Kremlin Press Office

Actuel – 22.05.2018

Où sont les femmes dans les médias européens?

La couverture médiatique en Europe est dominée par des journalistes et des commentateurs de sexe masculin écrivant principalement à propos d’autres hommes, comme le montre une récente étude collective du réseau EJO sur la presse écrite et en ligne. En Suisse, près de la moitié des articles de journaux papiers sont écrits par des hommes. 

Par le réseau EJO.

La prédominance des hommes dans l’élaboration et la couverture de l’agenda de l’information persiste malgré le fait que dans la plupart des 11 pays étudiés, les femmes représentent près de la moitié du nombre de journalistes.

Les chercheurs ont examiné les articles publiés et les images qui accompagnent les articles et ont constaté que dans presque tous les médias étudiés, tant imprimés que numériques, ce sont des hommes qui écrivent l’essentiel du contenu dans les rubriques d’actualité, économie et dans les pièces d’opinion. Dans l’ensemble, 41% des articles avaient été signés par des hommes contre seulement 23% pour les femmes, tandis que près de la moitié (43%) des photos publiées représentaient uniquement des hommes, contre 15% seulement des femmes.

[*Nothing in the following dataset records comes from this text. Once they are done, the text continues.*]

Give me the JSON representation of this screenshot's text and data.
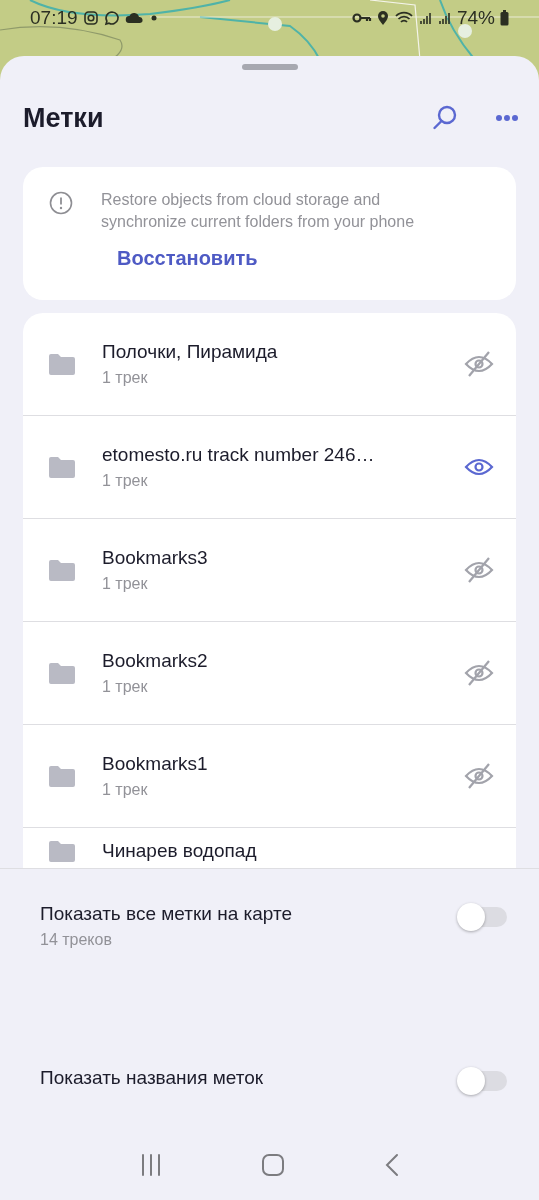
{
  "status_bar": {
    "time": "07:19",
    "battery": "74%"
  },
  "header": {
    "title": "Метки"
  },
  "sync_card": {
    "message": "Restore objects from cloud storage and synchronize current folders from your phone",
    "action": "Восстановить"
  },
  "lists": [
    {
      "name": "Полочки, Пирамида",
      "count": "1 трек",
      "visible": false
    },
    {
      "name": "etomesto.ru track number 246…",
      "count": "1 трек",
      "visible": true
    },
    {
      "name": "Bookmarks3",
      "count": "1 трек",
      "visible": false
    },
    {
      "name": "Bookmarks2",
      "count": "1 трек",
      "visible": false
    },
    {
      "name": "Bookmarks1",
      "count": "1 трек",
      "visible": false
    },
    {
      "name": "Чинарев водопад"
    }
  ],
  "settings": [
    {
      "label": "Показать все метки на карте",
      "detail": "14 треков",
      "on": false
    },
    {
      "label": "Показать названия меток",
      "on": false
    }
  ]
}
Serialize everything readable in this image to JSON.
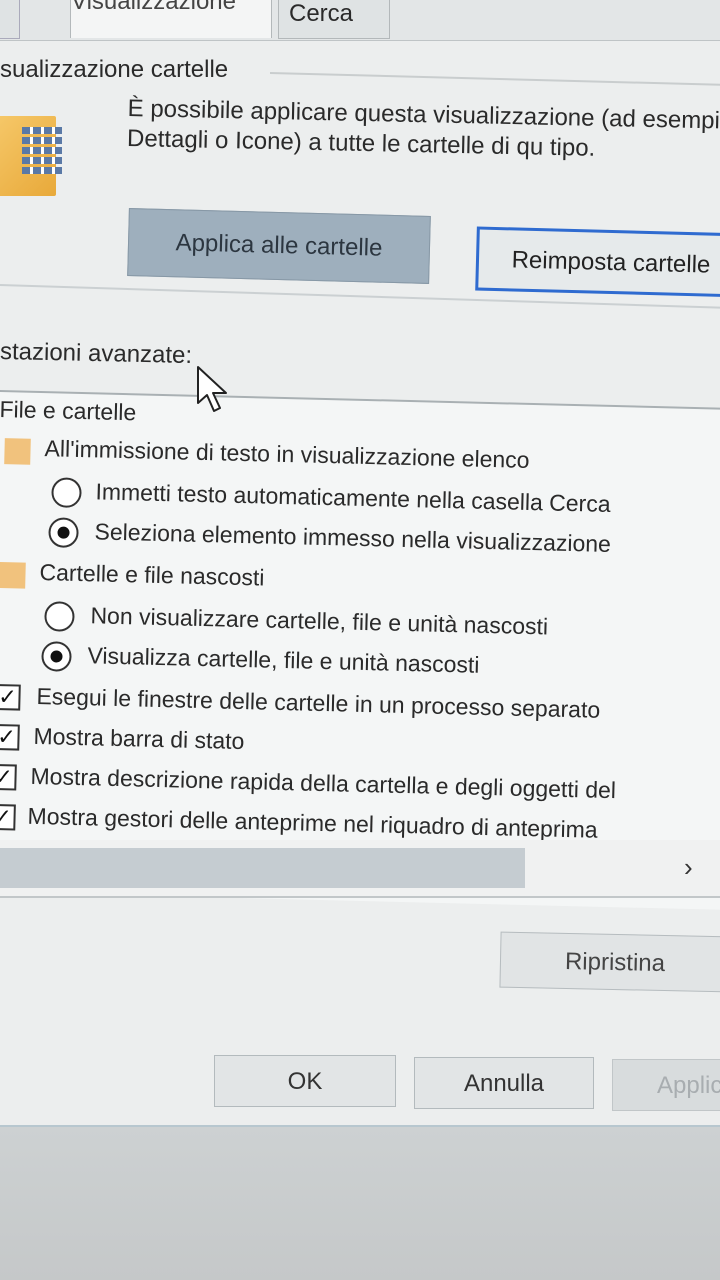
{
  "tabs": [
    {
      "label": ""
    },
    {
      "label": "Visualizzazione"
    },
    {
      "label": "Cerca"
    }
  ],
  "folder_views": {
    "title": "sualizzazione cartelle",
    "description": "È possibile applicare questa visualizzazione (ad esempio Dettagli o Icone) a tutte le cartelle di qu tipo.",
    "apply_button": "Applica alle cartelle",
    "reset_button": "Reimposta cartelle"
  },
  "advanced": {
    "label": "stazioni avanzate:",
    "root": "File e cartelle",
    "items": [
      {
        "type": "category",
        "label": "All'immissione di testo in visualizzazione elenco"
      },
      {
        "type": "radio",
        "checked": false,
        "label": "Immetti testo automaticamente nella casella Cerca"
      },
      {
        "type": "radio",
        "checked": true,
        "label": "Seleziona elemento immesso nella visualizzazione"
      },
      {
        "type": "category",
        "label": "Cartelle e file nascosti"
      },
      {
        "type": "radio",
        "checked": false,
        "label": "Non visualizzare cartelle, file e unità nascosti"
      },
      {
        "type": "radio",
        "checked": true,
        "label": "Visualizza cartelle, file e unità nascosti"
      },
      {
        "type": "checkbox",
        "checked": true,
        "label": "Esegui le finestre delle cartelle in un processo separato"
      },
      {
        "type": "checkbox",
        "checked": true,
        "label": "Mostra barra di stato"
      },
      {
        "type": "checkbox",
        "checked": true,
        "label": "Mostra descrizione rapida della cartella e degli oggetti del"
      },
      {
        "type": "checkbox",
        "checked": true,
        "label": "Mostra gestori delle anteprime nel riquadro di anteprima"
      }
    ],
    "scroll_right": "›",
    "restore_button": "Ripristina"
  },
  "footer": {
    "ok": "OK",
    "cancel": "Annulla",
    "apply": "Applica"
  },
  "colors": {
    "accent": "#2f6bd0",
    "window_bg": "#eceeee"
  }
}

Les femmes perdantes dans l’imprimé et le numérique

L’étude révèle que le déséquilibre entre les sexes tend à être plus prégnant dans les médias imprimés traditionnels que chez leurs concurrents en ligne. Globalement, les médias numériques peuvent se targuer d’une répartition légèrement plus égalitaire, toutefois chez eux aussi une majorité des contenus sont signés par des hommes masculins et les photographies représentent davantage d’hommes. Dans certains pays et médias, un plus grand nombre d’articles était signé par des agences anonymes que par des reporters féminins.

Les pays où le plus grand déséquilibre entre les sexes a été constaté sont l’Italie et l’Allemagne. En Allemagne, 58% des signatures étaient masculines et seulement 16% féminines, tandis qu’en Italie, 63% des signatures étaient masculines (le pourcentage le plus élevé parmi les 11 pays) et seulement 21% féminines. Le reste était composé d’articles sans signature et/ou d’agence.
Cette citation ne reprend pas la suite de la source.